Lercara Friddi sorge quasi alle falde di colle Madore, tra il vallone del Lantro e la vallata di Fiumetorto e del Platani. Si trova sulla direttrice Palermo - Agrigento, ad un'altezza media di 670 metri s.l.m..

è stata fondata, nell'ambito delle nuova città istituite dall'amministrazione spagnola per ripopolare i feudi abbandonati, con la Licentia Populandi del 22 settembre 1595 concessa a Baldassare Gomez de Amesqua che avendo sposato Francesca Lercara, figlia di Lionello, gli portò in dote matrimoniale i feudi Friddi e Faverchi.
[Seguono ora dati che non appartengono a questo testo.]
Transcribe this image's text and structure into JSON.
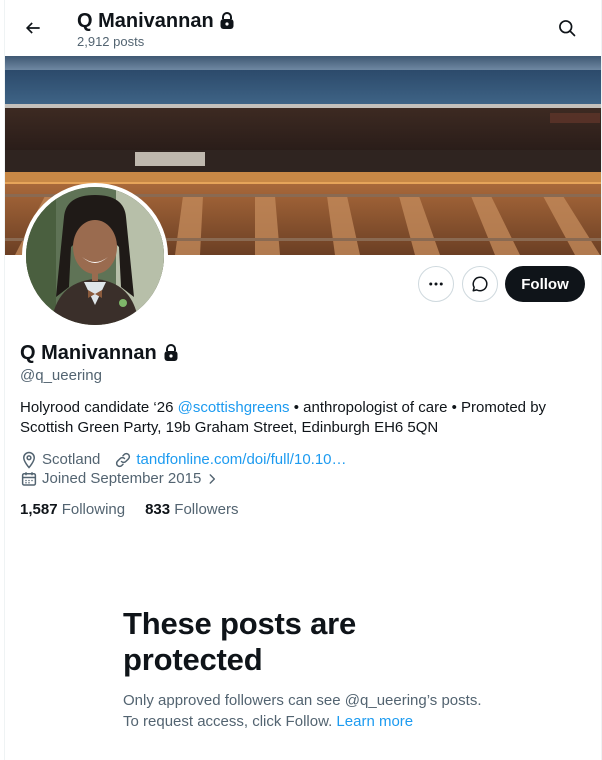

Il sito di colle Madore rappresenta una eccezionale fonte di risorse. Il processo di sviluppo e urbanizzazione è stato laborioso e graduale per la povertà intrinseca del territorio. Nel 1828 il ritrovamento di una ricca vena zolfiera, l'ha caratterizzato, come centro industriale, sino alla chiusura delle miniere nel 1969. Per oltre 140 anni la civiltà mineraria ha provocato nella città, sviluppo economico, culturale, ma anche sfruttamento e tragedie. Al fine di salvaguardare e custodire, come memoria storia delle nostre radici, le ultime testimonianze di tale civiltà, nel 1993 è stato istituito, con legge regionale, il Museo ed il Parco Archeologico Industriale della Zolfara di Lercara Friddi.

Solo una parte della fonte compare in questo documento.